Myokine: Die unsichtbaren Heiler des Krafttrainings
Krafttraining ist weit mehr als die mechanische Beanspruchung unserer Skelettmuskulatur. Die Effekte des Krafttrainings gehen weit darüber hinaus, Kraft- und Muskelaufbau zu bewirken. Eine entscheidende Rolle spielen sogenannte Myokine…
Muskelbotenstoffe, sogenannte Myokine, haben bemerkenswerte heilende Kräfte. Sie werden durch sportliche Aktivität freigesetzt und können das Risiko für Krankheiten wie Diabetes, Bluthochdruck und Krebs senken, das Gehirn verjüngen und das Gedächtnis verbessern. Sie wirken im gesamten Körper und verlängern das Leben. Doch was genau bewirken Myokine, und wie funktionieren sie?

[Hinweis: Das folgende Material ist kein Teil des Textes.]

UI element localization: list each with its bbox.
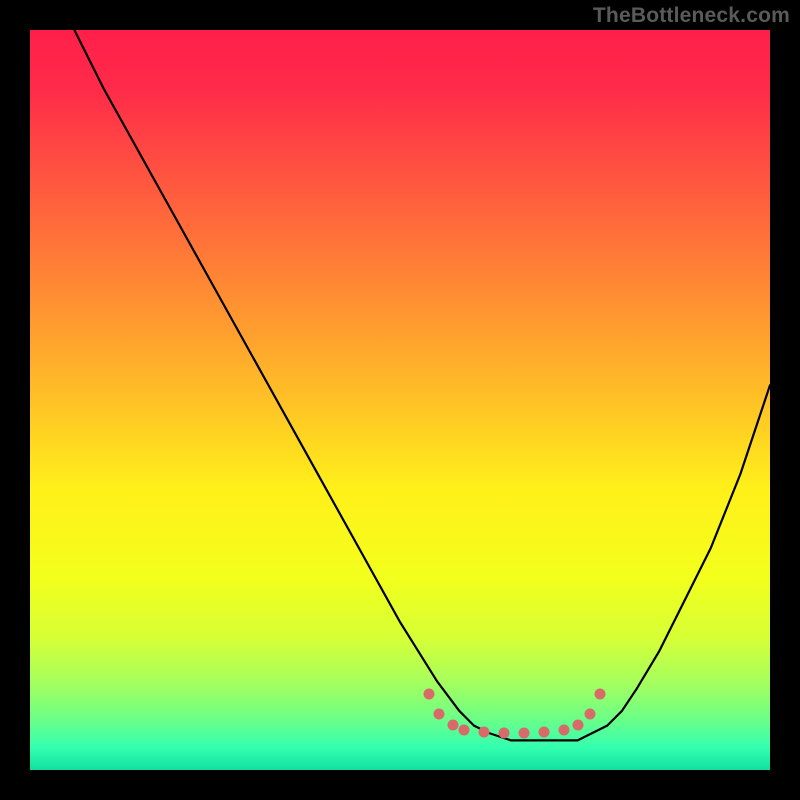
marker-dot — [434, 709, 445, 720]
plot-area — [30, 30, 770, 770]
marker-dot — [573, 720, 584, 731]
plot-svg — [30, 30, 770, 770]
marker-dot — [539, 727, 550, 738]
gradient-background — [30, 30, 770, 770]
marker-dot — [424, 689, 435, 700]
watermark-text: TheBottleneck.com — [593, 4, 790, 28]
chart-stage: TheBottleneck.com — [0, 0, 800, 800]
marker-dot — [499, 728, 510, 739]
marker-dot — [479, 727, 490, 738]
marker-dot — [559, 725, 570, 736]
marker-dot — [595, 689, 606, 700]
marker-dot — [459, 725, 470, 736]
marker-dot — [519, 728, 530, 739]
marker-dot — [448, 720, 459, 731]
marker-dot — [585, 709, 596, 720]
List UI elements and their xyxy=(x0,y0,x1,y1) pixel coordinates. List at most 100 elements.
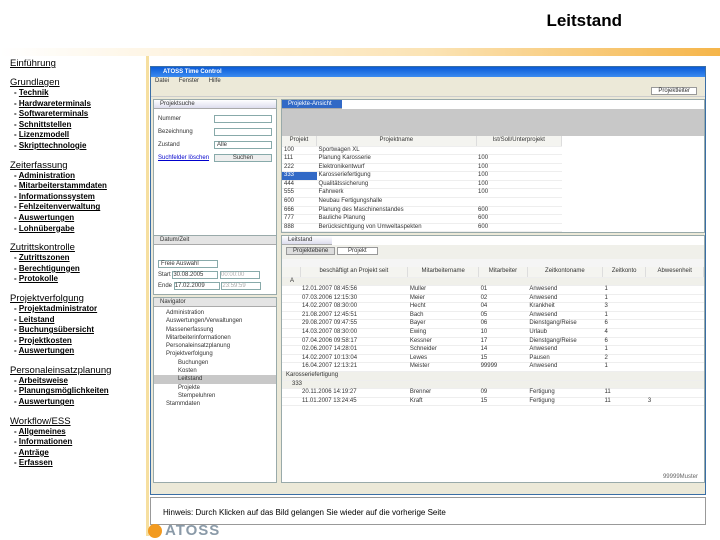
nav-link[interactable]: Auswertungen xyxy=(19,346,75,355)
table-row[interactable]: 29.08.2007 09:47:55 Bayer 06 Dienstgang/Rei… xyxy=(282,319,704,330)
nav-link[interactable]: Lohnübergabe xyxy=(19,224,75,233)
nav-link[interactable]: Administration xyxy=(19,171,75,180)
nav-link[interactable]: Berechtigungen xyxy=(19,264,80,273)
column-header[interactable]: Zeitkonto xyxy=(602,267,647,278)
nav-link[interactable]: Allgemeines xyxy=(19,427,66,436)
tree-item[interactable]: Stammdaten xyxy=(154,400,276,408)
table-row[interactable]: 888 Berücksichtigung von Umweltaspekten 60… xyxy=(282,223,562,233)
nav-section-title[interactable]: Zeiterfassung xyxy=(10,160,146,171)
search-button[interactable]: Suchen xyxy=(214,154,272,162)
nav-link[interactable]: Projektkosten xyxy=(19,336,72,345)
table-row[interactable]: 111 Planung Karosserie 100 xyxy=(282,154,562,164)
nav-link[interactable]: Informationssystem xyxy=(19,192,95,201)
menu-datei[interactable]: Datei xyxy=(155,78,169,84)
table-row[interactable]: 14.03.2007 08:30:00 Ewing 10 Urlaub 4 xyxy=(282,328,704,338)
tree-subitem[interactable]: Leitstand xyxy=(154,375,276,384)
tree-item[interactable]: Auswertungen/Verwaltungen xyxy=(154,317,276,325)
tree-item[interactable]: Personaleinsatzplanung xyxy=(154,342,276,350)
table-row[interactable]: 16.04.2007 12:13:21 Meister 99999 Anwesend 1 xyxy=(282,362,704,373)
group-row[interactable]: A xyxy=(282,277,704,287)
nav-section-title[interactable]: Einführung xyxy=(10,58,146,69)
column-header[interactable]: Ist/Soll/Unterprojekt xyxy=(476,136,563,147)
tab-projektsuche[interactable]: Projektsuche xyxy=(154,100,276,109)
start-date[interactable]: 30.08.2005 xyxy=(172,271,219,279)
table-row[interactable]: 666 Planung des Maschinenstandes 600 xyxy=(282,206,562,216)
nav-link[interactable]: Leitstand xyxy=(19,315,55,324)
group-row[interactable]: Karosseriefertigung xyxy=(282,371,704,381)
subtab-projekt[interactable]: Projekt xyxy=(337,247,378,255)
table-row[interactable]: 07.04.2006 09:58:17 Kessner 17 Dienstgang/R… xyxy=(282,337,704,347)
nav-section-title[interactable]: Personaleinsatzplanung xyxy=(10,365,146,376)
column-header[interactable]: Zeitkontoname xyxy=(527,267,603,278)
group-row[interactable]: 333 xyxy=(282,380,704,390)
tab-navigator[interactable]: Navigator xyxy=(154,298,276,307)
nav-link[interactable]: Projektadministrator xyxy=(19,304,97,313)
nav-section-title[interactable]: Projektverfolgung xyxy=(10,293,146,304)
nav-link[interactable]: Auswertungen xyxy=(19,213,75,222)
table-row[interactable]: 21.08.2007 12:45:51 Bach 05 Anwesend 1 xyxy=(282,311,704,321)
table-row[interactable]: 11.01.2007 13:24:45 Kraft 15 Fertigung 11 3 xyxy=(282,397,704,407)
table-row[interactable]: 555 Fahrwerk 100 xyxy=(282,188,562,199)
table-row[interactable]: 14.02.2007 08:30:00 Hecht 04 Krankheit 3 xyxy=(282,302,704,312)
tab-leitstand[interactable]: Leitstand xyxy=(282,236,332,245)
end-time[interactable]: 23:59:59 xyxy=(221,282,262,290)
column-header[interactable]: Mitarbeitername xyxy=(407,267,480,278)
table-row[interactable]: 600 Neubau Fertigungshalle xyxy=(282,197,562,207)
table-row[interactable]: 07.03.2006 12:15:30 Meier 02 Anwesend 1 xyxy=(282,294,704,304)
reset-link[interactable]: Suchfelder löschen xyxy=(158,155,209,161)
tab-datum-zeit[interactable]: Datum/Zeit xyxy=(154,236,276,245)
column-header[interactable]: Mitarbeiter xyxy=(478,267,528,278)
tree-item[interactable]: Massenerfassung xyxy=(154,326,276,334)
table-row[interactable]: 12.01.2007 08:45:56 Muller 01 Anwesend 1 xyxy=(282,285,704,295)
nav-link[interactable]: Auswertungen xyxy=(19,397,75,406)
nav-link[interactable]: Hardwareterminals xyxy=(19,99,91,108)
table-row[interactable]: 777 Bauliche Planung 600 xyxy=(282,214,562,224)
table-row[interactable]: 20.11.2006 14:19:27 Brenner 09 Fertigung 11 xyxy=(282,388,704,398)
nav-link[interactable]: Zutrittszonen xyxy=(19,253,70,262)
nav-link[interactable]: Arbeitsweise xyxy=(19,376,68,385)
nav-link[interactable]: Protokolle xyxy=(19,274,58,283)
tree-subitem[interactable]: Projekte xyxy=(154,384,276,392)
column-header[interactable]: Abwesenheit xyxy=(645,267,704,278)
nav-link[interactable]: Buchungsübersicht xyxy=(19,325,94,334)
range-select[interactable]: Freie Auswahl xyxy=(158,260,218,268)
bezeichnung-input[interactable] xyxy=(214,128,272,136)
tab-projekte-ansicht[interactable]: Projekte-Ansicht xyxy=(282,100,342,109)
subtab-projektebene[interactable]: Projektebene xyxy=(286,247,336,255)
menu-fenster[interactable]: Fenster xyxy=(179,78,199,84)
nav-section-title[interactable]: Workflow/ESS xyxy=(10,416,146,427)
table-row[interactable]: 02.06.2007 14:28:01 Schneider 14 Anwesend 1 xyxy=(282,345,704,355)
menu-hilfe[interactable]: Hilfe xyxy=(209,78,221,84)
nav-link[interactable]: Informationen xyxy=(19,437,72,446)
column-header[interactable]: Projekt xyxy=(282,136,318,147)
tree-subitem[interactable]: Stempeluhren xyxy=(154,392,276,400)
tree-item[interactable]: Mitarbeiterinformationen xyxy=(154,334,276,342)
app-screenshot[interactable]: ATOSS Time Control Datei Fenster Hilfe P… xyxy=(150,66,706,495)
nav-link[interactable]: Technik xyxy=(19,88,49,97)
start-time[interactable]: 00:00:00 xyxy=(220,271,261,279)
nav-section-title[interactable]: Zutrittskontrolle xyxy=(10,242,146,253)
table-row[interactable]: 333 Karosseriefertigung 100 xyxy=(282,171,562,181)
table-row[interactable]: 14.02.2007 10:13:04 Lewes 15 Pausen 2 xyxy=(282,354,704,364)
nav-link[interactable]: Mitarbeiterstammdaten xyxy=(19,181,107,190)
perspective-button[interactable]: Projektleiter xyxy=(651,87,697,95)
table-row[interactable]: 444 Qualitätssicherung 100 xyxy=(282,180,562,190)
nav-link[interactable]: Fehlzeitenverwaltung xyxy=(19,202,100,211)
end-date[interactable]: 17.02.2009 xyxy=(173,282,220,290)
nav-link[interactable]: Anträge xyxy=(19,448,49,457)
tree-item[interactable]: Projektverfolgung xyxy=(154,350,276,358)
nav-section-title[interactable]: Grundlagen xyxy=(10,77,146,88)
nummer-input[interactable] xyxy=(214,115,272,123)
table-row[interactable]: 222 Elektronikentwurf 100 xyxy=(282,163,562,173)
zustand-select[interactable]: Alle xyxy=(214,141,272,149)
tree-item[interactable]: Administration xyxy=(154,309,276,317)
nav-link[interactable]: Erfassen xyxy=(19,458,53,467)
nav-link[interactable]: Skripttechnologie xyxy=(19,141,87,150)
tree-subitem[interactable]: Buchungen xyxy=(154,359,276,367)
column-header[interactable]: beschäftigt an Projekt seit xyxy=(300,267,409,278)
table-row[interactable]: 100 Sportwagen XL xyxy=(282,146,562,156)
nav-link[interactable]: Softwareterminals xyxy=(19,109,88,118)
nav-link[interactable]: Lizenzmodell xyxy=(19,130,69,139)
nav-link[interactable]: Schnittstellen xyxy=(19,120,71,129)
nav-link[interactable]: Planungsmöglichkeiten xyxy=(19,386,109,395)
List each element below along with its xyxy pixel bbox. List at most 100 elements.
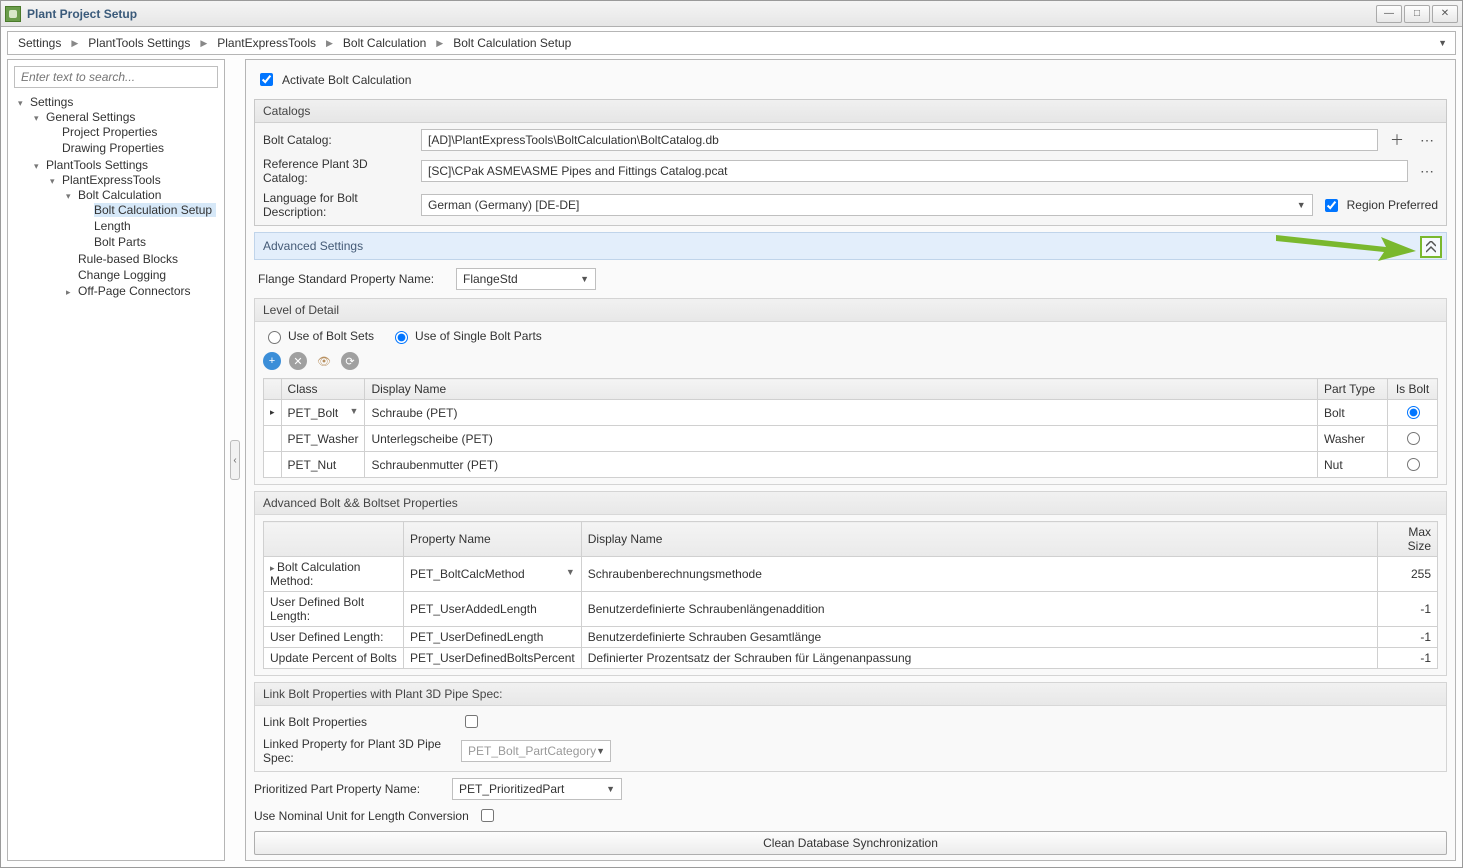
table-row[interactable]: PET_Washer Unterlegscheibe (PET) Washer [264,426,1438,452]
expand-icon[interactable]: ▾ [34,113,44,124]
table-row[interactable]: ▸ PET_Bolt ▼ Schraube (PET) Bolt [264,400,1438,426]
level-of-detail-group: Level of Detail Use of Bolt Sets Use of … [254,298,1447,485]
col-display[interactable]: Display Name [365,379,1318,400]
link-props-group: Link Bolt Properties with Plant 3D Pipe … [254,682,1447,772]
expand-icon[interactable]: ▾ [66,191,76,202]
table-row[interactable]: Update Percent of Bolts PET_UserDefinedB… [264,648,1438,669]
tree-rule-blocks[interactable]: Rule-based Blocks [78,252,178,266]
nominal-label: Use Nominal Unit for Length Conversion [254,809,469,823]
maximize-button[interactable]: □ [1404,5,1430,23]
tree-drawing-props[interactable]: Drawing Properties [62,141,164,155]
flange-combo[interactable]: FlangeStd ▼ [456,268,596,290]
region-preferred-label: Region Preferred [1347,198,1438,212]
col-display2[interactable]: Display Name [581,522,1377,557]
isbolt-radio[interactable] [1407,458,1420,471]
tree-project-props[interactable]: Project Properties [62,125,157,139]
col-propname[interactable]: Property Name [404,522,582,557]
add-catalog-icon[interactable]: ＋ [1386,129,1408,151]
lang-combo[interactable]: German (Germany) [DE-DE] ▼ [421,194,1313,216]
col-parttype[interactable]: Part Type [1318,379,1388,400]
browse-catalog-icon[interactable]: ⋯ [1416,129,1438,151]
link-bolt-label: Link Bolt Properties [263,715,453,729]
crumb-3[interactable]: Bolt Calculation [339,36,430,50]
col-maxsize[interactable]: Max Size [1378,522,1438,557]
clean-db-button[interactable]: Clean Database Synchronization [254,831,1447,855]
prioritized-combo[interactable]: PET_PrioritizedPart ▼ [452,778,622,800]
table-row[interactable]: User Defined Length: PET_UserDefinedLeng… [264,627,1438,648]
chevron-down-icon[interactable]: ▼ [566,567,575,577]
advanced-settings-title: Advanced Settings [263,239,363,253]
breadcrumb: Settings ▶ PlantTools Settings ▶ PlantEx… [7,31,1456,55]
link-bolt-checkbox[interactable] [465,715,478,728]
search-input[interactable] [14,66,218,88]
collapse-advanced-button[interactable] [1420,236,1442,258]
chevron-right-icon: ▶ [65,38,84,49]
col-class[interactable]: Class [281,379,365,400]
radio-single-parts[interactable]: Use of Single Bolt Parts [390,328,542,344]
crumb-1[interactable]: PlantTools Settings [84,36,194,50]
lang-label: Language for Bolt Description: [263,191,413,219]
advanced-settings-header: Advanced Settings [254,232,1447,260]
table-row[interactable]: ▸ Bolt Calculation Method: PET_BoltCalcM… [264,557,1438,592]
tree-pet[interactable]: PlantExpressTools [62,173,161,187]
col-isbolt[interactable]: Is Bolt [1388,379,1438,400]
lod-header: Level of Detail [255,299,1446,322]
refresh-icon[interactable]: ⟳ [341,352,359,370]
chevron-down-icon[interactable]: ▼ [350,406,359,416]
breadcrumb-dropdown-icon[interactable]: ▼ [1436,38,1449,48]
content-panel: Activate Bolt Calculation Catalogs Bolt … [245,59,1456,861]
radio-bolt-sets[interactable]: Use of Bolt Sets [263,328,374,344]
bolt-catalog-input[interactable]: [AD]\PlantExpressTools\BoltCalculation\B… [421,129,1378,151]
sidebar: ▾Settings ▾General Settings Project Prop… [7,59,225,861]
crumb-4[interactable]: Bolt Calculation Setup [449,36,575,50]
titlebar: Plant Project Setup — □ ✕ [1,1,1462,27]
expand-icon[interactable]: ▾ [18,98,28,109]
flange-label: Flange Standard Property Name: [258,272,448,286]
ref-catalog-input[interactable]: [SC]\CPak ASME\ASME Pipes and Fittings C… [421,160,1408,182]
activate-checkbox[interactable] [260,73,273,86]
tree-general[interactable]: General Settings [46,110,135,124]
splitter-handle-icon[interactable]: ‹ [230,440,240,480]
tree-planttools[interactable]: PlantTools Settings [46,158,148,172]
prioritized-label: Prioritized Part Property Name: [254,782,444,796]
callout-arrow-icon [1276,227,1416,261]
tree-offpage[interactable]: Off-Page Connectors [78,284,191,298]
linked-prop-combo: PET_Bolt_PartCategory ▼ [461,740,611,762]
minimize-button[interactable]: — [1376,5,1402,23]
close-button[interactable]: ✕ [1432,5,1458,23]
props-header: Advanced Bolt && Boltset Properties [255,492,1446,515]
lod-table: Class Display Name Part Type Is Bolt ▸ P… [263,378,1438,478]
app-window: Plant Project Setup — □ ✕ Settings ▶ Pla… [0,0,1463,868]
table-row[interactable]: User Defined Bolt Length: PET_UserAddedL… [264,592,1438,627]
tree-settings[interactable]: Settings [30,95,73,109]
advanced-props-group: Advanced Bolt && Boltset Properties Prop… [254,491,1447,676]
add-row-icon[interactable]: + [263,352,281,370]
view-icon[interactable]: 👁 [315,352,333,370]
splitter[interactable]: ‹ [229,59,241,861]
row-indicator-icon: ▸ [264,400,282,426]
app-icon [5,6,21,22]
table-row[interactable]: PET_Nut Schraubenmutter (PET) Nut [264,452,1438,478]
isbolt-radio[interactable] [1407,406,1420,419]
chevron-down-icon: ▼ [606,784,615,794]
catalogs-group: Catalogs Bolt Catalog: [AD]\PlantExpress… [254,99,1447,226]
tree-length[interactable]: Length [94,219,131,233]
expand-icon[interactable]: ▾ [34,161,44,172]
crumb-0[interactable]: Settings [14,36,65,50]
delete-row-icon[interactable]: ✕ [289,352,307,370]
expand-icon[interactable]: ▾ [50,176,60,187]
tree-bolt-parts[interactable]: Bolt Parts [94,235,146,249]
expand-icon[interactable]: ▸ [66,287,76,298]
lod-toolbar: + ✕ 👁 ⟳ [263,350,1438,372]
chevron-down-icon: ▼ [1297,200,1306,210]
main-area: ▾Settings ▾General Settings Project Prop… [1,59,1462,867]
nominal-checkbox[interactable] [481,809,494,822]
isbolt-radio[interactable] [1407,432,1420,445]
region-preferred-checkbox[interactable] [1325,199,1338,212]
tree-bolt-calc-setup[interactable]: Bolt Calculation Setup [94,203,216,217]
link-header: Link Bolt Properties with Plant 3D Pipe … [255,683,1446,706]
browse-ref-icon[interactable]: ⋯ [1416,160,1438,182]
crumb-2[interactable]: PlantExpressTools [213,36,320,50]
tree-change-log[interactable]: Change Logging [78,268,166,282]
tree-bolt-calc[interactable]: Bolt Calculation [78,188,161,202]
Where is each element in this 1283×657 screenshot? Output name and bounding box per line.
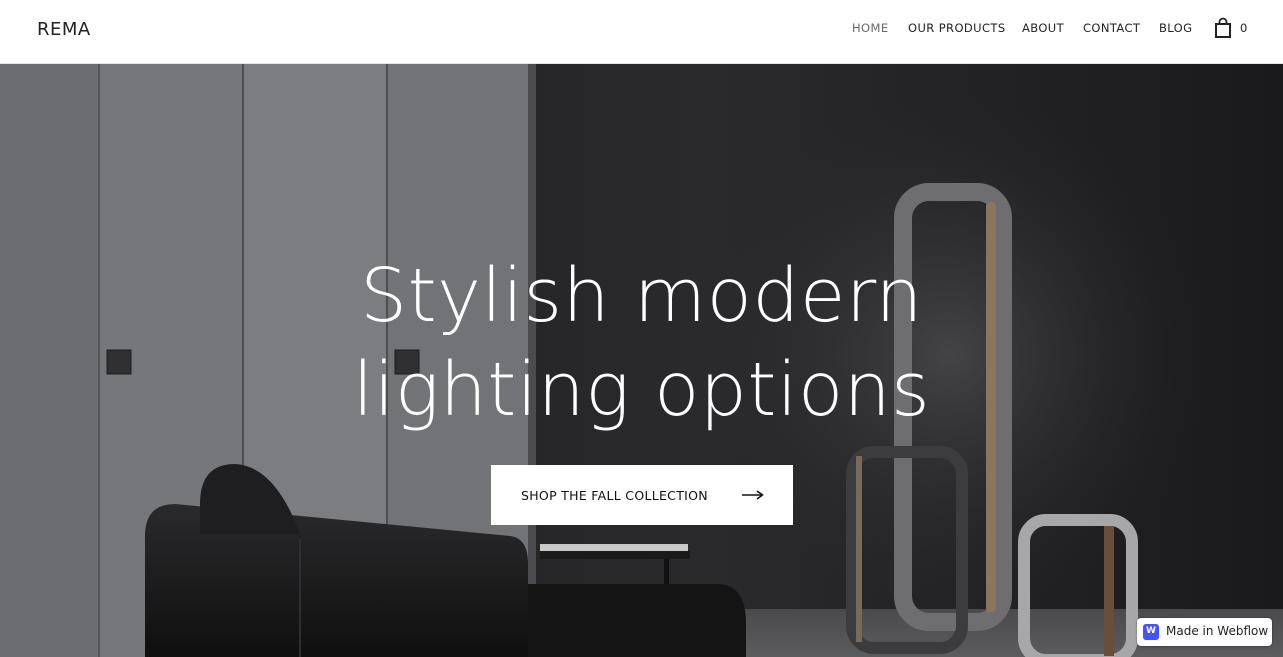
shopping-bag-icon bbox=[1215, 17, 1231, 38]
hero-title-line-2: lighting options bbox=[352, 347, 931, 433]
shop-collection-label: SHOP THE FALL COLLECTION bbox=[521, 488, 708, 503]
nav-link-blog[interactable]: BLOG bbox=[1159, 21, 1192, 35]
nav-link-our-products[interactable]: OUR PRODUCTS bbox=[908, 21, 1006, 35]
hero-title-line-1: Stylish modern bbox=[360, 253, 923, 339]
main-nav: HOME OUR PRODUCTS ABOUT CONTACT BLOG bbox=[0, 21, 1283, 37]
made-in-webflow-badge[interactable]: W Made in Webflow bbox=[1137, 618, 1272, 646]
shop-collection-button[interactable]: SHOP THE FALL COLLECTION bbox=[491, 465, 793, 525]
nav-link-home[interactable]: HOME bbox=[852, 21, 889, 35]
cart-count: 0 bbox=[1240, 21, 1248, 35]
hero-title: Stylish modern lighting options bbox=[0, 249, 1283, 437]
site-header: REMA HOME OUR PRODUCTS ABOUT CONTACT BLO… bbox=[0, 0, 1283, 64]
arrow-right-icon bbox=[742, 490, 764, 500]
made-in-webflow-label: Made in Webflow bbox=[1166, 624, 1269, 638]
nav-link-contact[interactable]: CONTACT bbox=[1083, 21, 1140, 35]
nav-link-about[interactable]: ABOUT bbox=[1022, 21, 1064, 35]
cart-button[interactable]: 0 bbox=[1214, 17, 1254, 39]
hero-section: Stylish modern lighting options SHOP THE… bbox=[0, 64, 1283, 657]
webflow-logo-icon: W bbox=[1143, 624, 1159, 640]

Myokine gelangen nach der Freisetzung in das Blut und erreichen dort verschiedene Organe. Im Herzen binden sie sich an Muskelzellen und verhindern die Einlagerung starrer Fasern, was die Elastizität und die Schlagkraft des Herzmuskels erhält – entscheidend für die Lebensdauer des Organs. Myokine fördern zudem die Bildung neuer Hirnzellen und neuronaler Verknüpfungen, insbesondere im Hippocampus, was kognitive Abbauprozesse verlangsamt und vor Demenz schützt. Außerdem regulieren sie den Blutzuckerspiegel, indem sie die Aufnahme von Zucker in Muskelzellen verbessern und Blutzuckerspitzen nach dem Essen abmildern, was einen Schutz vor Diabetes bietet.
Myokine sind nicht nur für die inneren Organe von Vorteil; sie unterstützen auch die Fettverbrennung, insbesondere im tief liegenden Bauchfett, das hormonell aktiv ist und Entzündungen sowie Krankheiten wie Diabetes und Bluthochdruck begünstigt. Myokine reduzieren diese negativen Effekte, indem sie das Fett schmelzen lassen und die Entzündungsaktivität im Körper verringern.
Ein weiterer positiver Effekt von Myokinen ist ihre Wirkung auf das Immunsystem. Sie helfen, übermäßige Immunreaktionen zu verhindern, indem sie die Ausschüttung entzündungshemmender Stoffe fördern. Untersuchungen zeigen, dass das Immunsystem von Menschen, die Sport treiben, weniger stark und gezielter auf Eindringlinge wie Bakterienbestandteile reagiert. Darüber hinaus scheinen Myokine das körpereigene Immunsystem im Kampf gegen Krebs zu unterstützen, indem sie Immunzellen gezielt in Tumorgewebe leiten. Studien haben gezeigt, dass körperlich aktive Menschen ein geringeres Krebsrisiko haben und nach einer überstandenen Krebserkrankung länger leben, wenn sie aktiv bleiben.
Auch für die Haut scheinen Myokine Vorteile zu bieten: Hinweise deuten darauf hin, dass sie die Kollagenproduktion steigern und die Haut elastischer und widerstandsfähiger machen. Gleichzeitig unterstützen sie die Wundheilung und tragen so zur allgemeinen Hautgesundheit bei.
Myokine spielen zudem eine wichtige Rolle in der Muskelregeneration. Beim Training entstehende Mikroverletzungen in den Muskelfasern aktivieren sogenannte Satellitenzellen, die als Reparaturtrupps dienen. Myokine geben das Signal zur Reparatur und fördern das Muskelwachstum, indem sie die Produktion von Eiweißen anregen – essenzielle Bausteine für die Muskulatur.
Die Weltgesundheitsorganisation (WHO) empfiehlt eine Mischung aus Kraft- und Ausdauersport: 150 Minuten moderates oder 75 Minuten intensives Ausdauertraining pro Woche, ergänzt durch zwei Krafteinheiten. Studien zeigen, dass eine Kombination aus Kraft- und Ausdauersport das Krankheitsrisiko am effektivsten senkt. Wichtig ist jedoch: Jede Bewegung zählt, und schon kleine, intensive Aktivitäten im Alltag wie Treppensteigen oder kurze Kniebeugen können positive Effekte auf die Gesundheit haben.
Wer erst mit Sport beginnt, sollte sich erreichbare Ziele setzen und Bewegung schrittweise in den Alltag integrieren. Einfache Aktivitäten wie Aufstehen, kurze Spaziergänge oder Fahrradfahren können zu einer gesunden Routine werden. Der Gedanke an die Myokine, die bei jeder Bewegung freigesetzt werden und ihre heilenden Kräfte im Körper entfalten, kann dabei helfen, motiviert zu bleiben.